B. monensis: biennial, or short-lived perennial; stem prostrate, glabrous, sometimes barely six inches high, the leaves mostly radical; leaves pinnatifid or pinnate, the lobes oblong with a few coarse teeth, upper ones more deeply divided, with narrower segments; flowers rather large, pale yellow; pods spreading 14 - 2 inches long, terminating in a thick beak, which is from 1/3-1/5 of the whole length, and contains 1-3 seeds. - Sandy western coasts. Fl. June to August.
Var. Cheiranthus: more luxuriant, the stem 1-3 feet high, erect, leafy, hairy at the base. - South Wales and the Channel Islands.
** Valves of the pod one-ribbed. † Upper leaves stem-clasping, not auricled.
B. oleracea: stock thick, almost woody, of 2-3 years' duration, branching into erect stems 1-2 feet high; leaves smooth, glaucous, the lower ones stalked, broad, sinuate, or lobed at the base, the upper oblong, clasping the stem by their broad base, but not auricled; flowers rather large, pale yellow; pod spreading, 1 1/2 inches or more in length. - Maritime cliffs, probably escaped from cultivation. Fl. June to August.
The cultivated forms of this species include the garden Cabbage, Cauliflower, Kale, etc.

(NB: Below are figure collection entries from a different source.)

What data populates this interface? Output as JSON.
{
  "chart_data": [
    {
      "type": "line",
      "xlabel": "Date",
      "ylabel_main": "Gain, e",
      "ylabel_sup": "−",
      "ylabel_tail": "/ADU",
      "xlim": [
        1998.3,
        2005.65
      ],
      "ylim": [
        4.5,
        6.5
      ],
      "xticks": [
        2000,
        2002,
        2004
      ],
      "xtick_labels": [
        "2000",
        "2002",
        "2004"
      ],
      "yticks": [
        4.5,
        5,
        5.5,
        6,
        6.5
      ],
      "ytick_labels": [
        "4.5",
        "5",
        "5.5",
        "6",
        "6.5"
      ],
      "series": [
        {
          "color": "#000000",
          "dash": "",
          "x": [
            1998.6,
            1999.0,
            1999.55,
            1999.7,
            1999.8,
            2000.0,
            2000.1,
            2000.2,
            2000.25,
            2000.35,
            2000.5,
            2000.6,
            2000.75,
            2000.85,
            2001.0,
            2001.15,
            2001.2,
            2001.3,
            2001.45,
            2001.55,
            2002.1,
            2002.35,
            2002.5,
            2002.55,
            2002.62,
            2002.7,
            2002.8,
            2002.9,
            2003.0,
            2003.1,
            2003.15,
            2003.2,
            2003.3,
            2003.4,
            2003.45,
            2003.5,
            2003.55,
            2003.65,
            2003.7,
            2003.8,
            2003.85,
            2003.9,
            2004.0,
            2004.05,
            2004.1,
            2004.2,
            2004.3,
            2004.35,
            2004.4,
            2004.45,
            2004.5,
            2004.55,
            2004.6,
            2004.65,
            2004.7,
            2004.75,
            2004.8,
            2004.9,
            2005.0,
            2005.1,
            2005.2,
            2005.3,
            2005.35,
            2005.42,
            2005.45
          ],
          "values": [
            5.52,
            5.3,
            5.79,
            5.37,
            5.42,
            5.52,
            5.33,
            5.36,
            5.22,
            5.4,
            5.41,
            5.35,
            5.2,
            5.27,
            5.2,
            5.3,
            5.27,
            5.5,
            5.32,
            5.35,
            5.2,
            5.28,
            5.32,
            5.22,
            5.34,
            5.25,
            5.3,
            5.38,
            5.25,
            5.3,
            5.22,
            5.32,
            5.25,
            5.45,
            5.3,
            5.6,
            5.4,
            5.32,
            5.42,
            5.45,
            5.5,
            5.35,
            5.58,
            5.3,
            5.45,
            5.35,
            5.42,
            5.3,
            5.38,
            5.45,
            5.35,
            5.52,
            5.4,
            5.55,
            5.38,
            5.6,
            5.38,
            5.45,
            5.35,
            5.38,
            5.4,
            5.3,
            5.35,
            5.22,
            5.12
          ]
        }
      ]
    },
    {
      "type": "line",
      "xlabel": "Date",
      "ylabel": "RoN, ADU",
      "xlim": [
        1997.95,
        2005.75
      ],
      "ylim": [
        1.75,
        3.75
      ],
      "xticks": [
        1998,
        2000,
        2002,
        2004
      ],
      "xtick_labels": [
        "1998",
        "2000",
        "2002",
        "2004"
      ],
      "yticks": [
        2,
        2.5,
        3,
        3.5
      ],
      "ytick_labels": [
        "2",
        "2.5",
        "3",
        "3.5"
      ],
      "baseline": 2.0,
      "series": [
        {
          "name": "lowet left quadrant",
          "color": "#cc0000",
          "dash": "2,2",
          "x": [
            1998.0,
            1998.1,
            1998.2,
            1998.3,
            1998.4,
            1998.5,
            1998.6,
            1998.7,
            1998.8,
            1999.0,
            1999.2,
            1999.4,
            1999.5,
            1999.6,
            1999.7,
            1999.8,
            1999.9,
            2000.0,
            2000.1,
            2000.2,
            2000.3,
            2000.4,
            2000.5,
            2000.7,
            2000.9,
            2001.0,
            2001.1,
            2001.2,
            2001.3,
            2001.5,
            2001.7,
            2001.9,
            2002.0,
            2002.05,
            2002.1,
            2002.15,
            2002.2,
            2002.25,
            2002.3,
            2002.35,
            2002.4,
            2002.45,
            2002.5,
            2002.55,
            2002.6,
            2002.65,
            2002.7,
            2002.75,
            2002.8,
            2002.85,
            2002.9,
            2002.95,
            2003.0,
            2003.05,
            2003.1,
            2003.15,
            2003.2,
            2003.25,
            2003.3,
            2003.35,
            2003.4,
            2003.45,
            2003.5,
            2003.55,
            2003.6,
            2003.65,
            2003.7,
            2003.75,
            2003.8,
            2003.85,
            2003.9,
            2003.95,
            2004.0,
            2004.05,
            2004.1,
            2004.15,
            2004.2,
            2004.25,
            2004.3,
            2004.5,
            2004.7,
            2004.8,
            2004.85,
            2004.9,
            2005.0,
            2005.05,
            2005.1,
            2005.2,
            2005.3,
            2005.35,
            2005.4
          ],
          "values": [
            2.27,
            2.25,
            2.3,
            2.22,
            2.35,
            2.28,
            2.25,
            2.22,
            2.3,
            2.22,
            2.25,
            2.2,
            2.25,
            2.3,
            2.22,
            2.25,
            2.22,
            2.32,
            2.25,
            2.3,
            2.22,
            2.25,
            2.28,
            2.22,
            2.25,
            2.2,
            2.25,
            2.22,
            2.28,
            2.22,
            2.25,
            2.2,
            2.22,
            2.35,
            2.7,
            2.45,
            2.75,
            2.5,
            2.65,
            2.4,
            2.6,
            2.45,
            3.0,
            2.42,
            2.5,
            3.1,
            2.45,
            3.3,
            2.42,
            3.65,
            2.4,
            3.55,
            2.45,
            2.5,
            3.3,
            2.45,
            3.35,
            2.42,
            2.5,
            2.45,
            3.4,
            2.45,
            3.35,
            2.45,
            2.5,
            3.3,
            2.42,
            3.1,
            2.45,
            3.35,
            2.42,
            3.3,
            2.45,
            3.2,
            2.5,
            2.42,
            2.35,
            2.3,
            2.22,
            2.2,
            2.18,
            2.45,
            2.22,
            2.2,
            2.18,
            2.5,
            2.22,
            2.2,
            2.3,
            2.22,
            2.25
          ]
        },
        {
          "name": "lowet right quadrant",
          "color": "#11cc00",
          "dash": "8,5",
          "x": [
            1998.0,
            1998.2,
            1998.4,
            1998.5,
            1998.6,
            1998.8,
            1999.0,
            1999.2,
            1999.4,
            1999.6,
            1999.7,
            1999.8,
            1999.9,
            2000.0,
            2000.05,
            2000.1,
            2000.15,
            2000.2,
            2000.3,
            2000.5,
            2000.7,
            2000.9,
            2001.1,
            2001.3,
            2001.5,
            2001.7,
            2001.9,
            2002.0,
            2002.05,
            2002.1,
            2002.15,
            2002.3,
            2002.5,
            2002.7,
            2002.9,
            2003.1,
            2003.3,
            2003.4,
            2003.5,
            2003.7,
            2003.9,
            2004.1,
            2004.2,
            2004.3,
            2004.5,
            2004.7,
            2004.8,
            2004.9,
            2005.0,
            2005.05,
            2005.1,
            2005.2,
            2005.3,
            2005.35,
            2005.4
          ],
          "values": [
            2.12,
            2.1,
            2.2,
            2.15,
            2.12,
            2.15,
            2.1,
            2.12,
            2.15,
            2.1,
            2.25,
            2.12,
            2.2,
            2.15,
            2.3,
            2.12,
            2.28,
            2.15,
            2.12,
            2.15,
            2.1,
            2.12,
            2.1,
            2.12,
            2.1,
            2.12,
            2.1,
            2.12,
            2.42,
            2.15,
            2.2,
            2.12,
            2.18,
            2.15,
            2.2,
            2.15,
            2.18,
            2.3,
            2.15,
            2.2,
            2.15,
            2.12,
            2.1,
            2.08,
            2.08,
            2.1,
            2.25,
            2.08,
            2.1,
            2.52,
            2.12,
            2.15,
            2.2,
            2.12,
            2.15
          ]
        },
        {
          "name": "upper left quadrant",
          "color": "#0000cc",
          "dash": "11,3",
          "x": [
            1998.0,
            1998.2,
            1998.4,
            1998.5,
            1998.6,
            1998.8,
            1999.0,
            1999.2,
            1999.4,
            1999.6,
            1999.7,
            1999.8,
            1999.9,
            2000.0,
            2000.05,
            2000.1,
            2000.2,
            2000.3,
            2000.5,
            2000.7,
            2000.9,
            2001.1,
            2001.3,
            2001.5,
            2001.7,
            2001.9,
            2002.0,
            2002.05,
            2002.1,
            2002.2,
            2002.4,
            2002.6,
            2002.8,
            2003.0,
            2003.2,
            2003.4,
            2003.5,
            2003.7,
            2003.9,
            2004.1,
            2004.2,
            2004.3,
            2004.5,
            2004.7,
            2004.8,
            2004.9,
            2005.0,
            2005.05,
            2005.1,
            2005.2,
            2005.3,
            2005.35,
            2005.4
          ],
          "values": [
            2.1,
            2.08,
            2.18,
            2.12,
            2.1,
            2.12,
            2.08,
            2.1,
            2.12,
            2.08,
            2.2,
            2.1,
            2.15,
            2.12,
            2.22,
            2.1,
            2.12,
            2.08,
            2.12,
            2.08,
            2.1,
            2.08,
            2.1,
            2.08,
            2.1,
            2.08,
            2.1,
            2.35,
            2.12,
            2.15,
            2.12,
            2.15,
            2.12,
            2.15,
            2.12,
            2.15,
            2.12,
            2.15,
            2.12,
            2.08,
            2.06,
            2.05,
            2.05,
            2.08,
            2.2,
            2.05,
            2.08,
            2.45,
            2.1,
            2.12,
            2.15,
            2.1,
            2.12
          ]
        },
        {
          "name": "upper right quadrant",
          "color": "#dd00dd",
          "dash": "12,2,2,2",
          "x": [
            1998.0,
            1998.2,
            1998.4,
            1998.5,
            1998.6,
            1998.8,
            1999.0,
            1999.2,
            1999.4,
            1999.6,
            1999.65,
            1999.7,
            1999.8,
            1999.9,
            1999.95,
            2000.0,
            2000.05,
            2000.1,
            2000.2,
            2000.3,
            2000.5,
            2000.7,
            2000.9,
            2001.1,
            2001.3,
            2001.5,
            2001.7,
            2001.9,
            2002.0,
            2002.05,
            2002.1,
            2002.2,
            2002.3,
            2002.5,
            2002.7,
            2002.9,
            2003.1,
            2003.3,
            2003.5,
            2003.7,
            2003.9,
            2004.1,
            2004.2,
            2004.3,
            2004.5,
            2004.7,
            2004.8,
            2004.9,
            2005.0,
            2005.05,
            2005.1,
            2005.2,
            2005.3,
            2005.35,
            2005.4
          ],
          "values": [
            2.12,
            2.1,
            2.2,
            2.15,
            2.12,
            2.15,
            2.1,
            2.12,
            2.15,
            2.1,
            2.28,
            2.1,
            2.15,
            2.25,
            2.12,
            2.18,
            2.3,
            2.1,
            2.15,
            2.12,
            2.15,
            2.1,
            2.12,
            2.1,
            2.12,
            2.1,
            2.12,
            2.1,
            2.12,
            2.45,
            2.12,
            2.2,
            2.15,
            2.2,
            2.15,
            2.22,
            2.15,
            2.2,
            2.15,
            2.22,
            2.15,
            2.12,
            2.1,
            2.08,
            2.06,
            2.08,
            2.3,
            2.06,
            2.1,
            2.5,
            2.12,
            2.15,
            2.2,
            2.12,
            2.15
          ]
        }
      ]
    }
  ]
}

†† Upper leaves stem-clasping, with auricles.
B. campestris: annual; stem 1-2 feet high, erect, simple, or scarcely branched; leaves green, slightly glaucous, pinnately divided, with a large terminal lobe, rough with stiff hairs, which are rarely wanting, upper ones narrow-oblong or lanceolate, stem-clasping, with rounded projecting auricles; flowers bright yellow; pods resembling those of the last. - Borders of fields and waste places, a frequent weed of cultivation. Fl. June, July.
The cultivated varieties include the Turnip (B. Napus), the Rape-seed or Colza (B. Rapa), etc.
(28) Sinapis. Mustard. * Pods spreading from the axis of the inflorescence.
S. alba: annual; stem 1-2 feet high, glabrous or with spreading hairs; leaves lyrate, i.e. pinnately lobed or divided, the terminal one largest, the lobes ovate or oblong, coarsely toothed; flowers rather large, yellow; pods spreading, knotty, hispid with stiff hairs, shorter than the sword-shaped beak. - Waste and cultivated places; often cultivated for salad. Fl. June.
S. arvensis: annual; stem 1-2 feet high, with a few spreading hairs; leaves rough, the lower ones with one large terminal oval-oblong, coarsely-toothed segment, and a few smaller ones, the upper often undivided; flowers yellow, rather large; pods spreading, about a third occupied by a stout awl-shaped beak, the valves glabrous, or rough with reflexed hairs. - Charlock. - A common weed of cultivation. Fl. June, July.
** Pods erect, oppressed to the axis of inflorescence.
S. nigra: annual, less hairy than the preceding; stem two feet high; leaves deeply divided, with one large terminal ovate or oblong lobe and a few small lateral ones, the upper often small and entire; flowers small, yellow; pods closely pressed against the axis of the long slender racemes, glabrous, with a small beak. - Waste and cultivated places. Fl. June, July.